Adaptive Cluster Collaborativeness Boosts LLMs Medical Decision Support Capacity
- URL: http://arxiv.org/abs/2507.21159v1
- Date: Fri, 25 Jul 2025 04:21:16 GMT
- Title: Adaptive Cluster Collaborativeness Boosts LLMs Medical Decision Support Capacity
- Authors: Zhihao Peng, Liuxin Bao, Shengyuan Liu, Yixuan Yuan,
- Abstract summary: Large language models (LLMs) have proven effective in natural language processing systems.<n>We propose an adaptive cluster collaborativeness methodology involving self-diversity and cross-consistency mechanisms.<n>Our method achieves the accuracy rate up to the publicly official passing score across all disciplines.
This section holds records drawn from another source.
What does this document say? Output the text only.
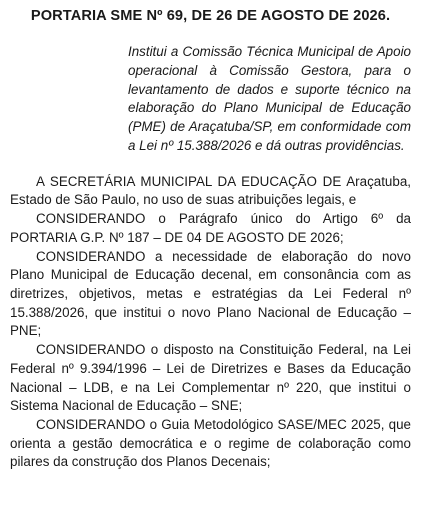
PORTARIA SME Nº 69, DE 26 DE AGOSTO DE 2026.

Institui a Comissão Técnica Municipal de Apoio operacional à Comissão Gestora, para o levantamento de dados e suporte técnico na elaboração do Plano Municipal de Educação (PME) de Araçatuba/SP, em conformidade com a Lei nº 15.388/2026 e dá outras providências.

A SECRETÁRIA MUNICIPAL DA EDUCAÇÃO DE Araçatuba, Estado de São Paulo, no uso de suas atribuições legais, e

CONSIDERANDO o Parágrafo único do Artigo 6º da PORTARIA G.P. Nº 187 – DE 04 DE AGOSTO DE 2026;

CONSIDERANDO a necessidade de elaboração do novo Plano Municipal de Educação decenal, em consonância com as diretrizes, objetivos, metas e estratégias da Lei Federal nº 15.388/2026, que institui o novo Plano Nacional de Educação – PNE;

CONSIDERANDO o disposto na Constituição Federal, na Lei Federal nº 9.394/1996 – Lei de Diretrizes e Bases da Educação Nacional – LDB, e na Lei Complementar nº 220, que institui o Sistema Nacional de Educação – SNE;

CONSIDERANDO o Guia Metodológico SASE/MEC 2025, que orienta a gestão democrática e o regime de colaboração como pilares da construção dos Planos Decenais;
- Score: 24.722167779987814
- License: http://creativecommons.org/licenses/by/4.0/
- Abstract: The collaborativeness of large language models (LLMs) has proven effective in natural language processing systems, holding considerable promise for healthcare development. However, it lacks explicit component selection rules, necessitating human intervention or clinical-specific validation. Moreover, existing architectures heavily rely on a predefined LLM cluster, where partial LLMs underperform in medical decision support scenarios, invalidating the collaborativeness of LLMs. To this end, we propose an adaptive cluster collaborativeness methodology involving self-diversity and cross-consistency maximization mechanisms to boost LLMs medical decision support capacity. For the self-diversity, we calculate the fuzzy matching value of pairwise outputs within an LLM as its self-diversity value, subsequently prioritizing LLMs with high self-diversity values as cluster components in a training-free manner. For the cross-consistency, we first measure cross-consistency values between the LLM with the highest self-diversity value and others, and then gradually mask out the LLM having the lowest cross-consistency value to eliminate the potential inconsistent output during the collaborative propagation. Extensive experiments on two specialized medical datasets, NEJMQA and MMLU-Pro-health, demonstrate the effectiveness of our method across physician-oriented specialties. For example, on NEJMQA, our method achieves the accuracy rate up to the publicly official passing score across all disciplines, especially achieving ACC of 65.47\% compared to the 56.12\% achieved by GPT-4 on the Obstetrics and Gynecology discipline.